Second-order Sliding Mode Control with Adaptive Control Authority for the Tracking Control of Robotic Manipulators

Abstract

AbstractIn this work, the joint position tracking control problem of industrial robots is tackled. To cope with the model uncertainties and external disturbances affecting the robot, the Inverse Dynamic Controller (IDC) is combined with an approach based on higher order Sliding Mode Control (SMC) technique. We make use, in particular, of the so-called “Twisting” Second Order Sliding Mode Controller. Higher order SMC techniques transfer the inherent discontinuities to the time derivative of the input torque and this allows to obtain a continuous profile for the input torque, which is computed through integration of an appropriate discontinuous switching signal. Despite the chattering phenomenon is strongly attenuated, some residual problems (vibration and acustical noise) are still observed during the experimental implementation of such an approach in its standard formulation. To improve the system performance we suggest in this work an adaptation mechanism to adjust on-line the authority of the SMC. The logic is driven by a “sliding-mode indicator” that detects, on line, the occurrence of a sliding mode behaviour and uses this information for adaptation purposes.
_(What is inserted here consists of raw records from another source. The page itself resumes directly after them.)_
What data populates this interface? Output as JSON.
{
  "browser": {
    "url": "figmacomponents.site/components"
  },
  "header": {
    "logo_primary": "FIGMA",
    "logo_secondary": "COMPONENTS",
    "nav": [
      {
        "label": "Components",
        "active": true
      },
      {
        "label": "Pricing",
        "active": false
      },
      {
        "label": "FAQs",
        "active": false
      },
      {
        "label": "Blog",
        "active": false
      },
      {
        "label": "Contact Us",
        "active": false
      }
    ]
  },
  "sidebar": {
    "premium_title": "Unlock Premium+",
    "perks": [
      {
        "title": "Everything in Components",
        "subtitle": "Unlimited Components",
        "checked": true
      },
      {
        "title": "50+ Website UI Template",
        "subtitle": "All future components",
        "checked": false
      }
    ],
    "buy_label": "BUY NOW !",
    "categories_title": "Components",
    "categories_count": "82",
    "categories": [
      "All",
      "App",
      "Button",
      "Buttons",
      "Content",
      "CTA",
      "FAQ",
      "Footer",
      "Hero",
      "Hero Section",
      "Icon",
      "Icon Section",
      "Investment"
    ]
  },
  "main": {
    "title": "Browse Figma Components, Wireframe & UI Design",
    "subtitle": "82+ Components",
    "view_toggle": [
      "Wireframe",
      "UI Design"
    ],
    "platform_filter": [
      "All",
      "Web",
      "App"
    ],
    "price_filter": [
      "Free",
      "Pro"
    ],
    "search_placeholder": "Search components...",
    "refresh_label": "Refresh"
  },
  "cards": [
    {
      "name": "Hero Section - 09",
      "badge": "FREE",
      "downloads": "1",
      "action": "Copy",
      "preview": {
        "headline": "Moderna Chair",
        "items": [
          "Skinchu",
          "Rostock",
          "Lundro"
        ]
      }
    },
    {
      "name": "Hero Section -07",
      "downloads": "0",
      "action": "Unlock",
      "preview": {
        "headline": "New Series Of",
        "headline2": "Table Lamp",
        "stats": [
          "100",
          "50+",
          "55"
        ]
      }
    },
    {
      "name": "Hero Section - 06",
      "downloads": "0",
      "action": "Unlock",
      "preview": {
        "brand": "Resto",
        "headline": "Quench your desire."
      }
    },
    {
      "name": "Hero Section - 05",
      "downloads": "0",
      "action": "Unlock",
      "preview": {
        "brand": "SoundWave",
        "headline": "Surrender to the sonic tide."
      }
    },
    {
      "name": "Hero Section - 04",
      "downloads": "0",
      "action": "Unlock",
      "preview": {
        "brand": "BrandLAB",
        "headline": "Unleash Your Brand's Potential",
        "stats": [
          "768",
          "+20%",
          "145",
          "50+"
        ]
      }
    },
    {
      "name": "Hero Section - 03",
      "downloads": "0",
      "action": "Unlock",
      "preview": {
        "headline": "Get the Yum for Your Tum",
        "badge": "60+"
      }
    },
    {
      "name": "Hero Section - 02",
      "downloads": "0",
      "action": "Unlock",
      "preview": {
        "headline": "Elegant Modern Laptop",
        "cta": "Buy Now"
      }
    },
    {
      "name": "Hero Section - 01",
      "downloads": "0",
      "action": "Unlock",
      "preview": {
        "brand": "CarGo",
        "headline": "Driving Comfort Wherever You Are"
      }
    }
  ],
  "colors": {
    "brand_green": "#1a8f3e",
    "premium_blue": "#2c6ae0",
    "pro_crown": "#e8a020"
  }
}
When large and fast control activity is demanded (e.g. to track fast reference trajectories) the adaptation unit reacts by automatically increasing the control authority of the SMC. On the other hand when small control authority is sufficient the control magnitude is lowered. Such a bidirectional adaptation logic significantly reduces the chattering. The proposed technique is theoretically analyzed and experimentally tested, and the results of comparative experiments are discussed in the paper.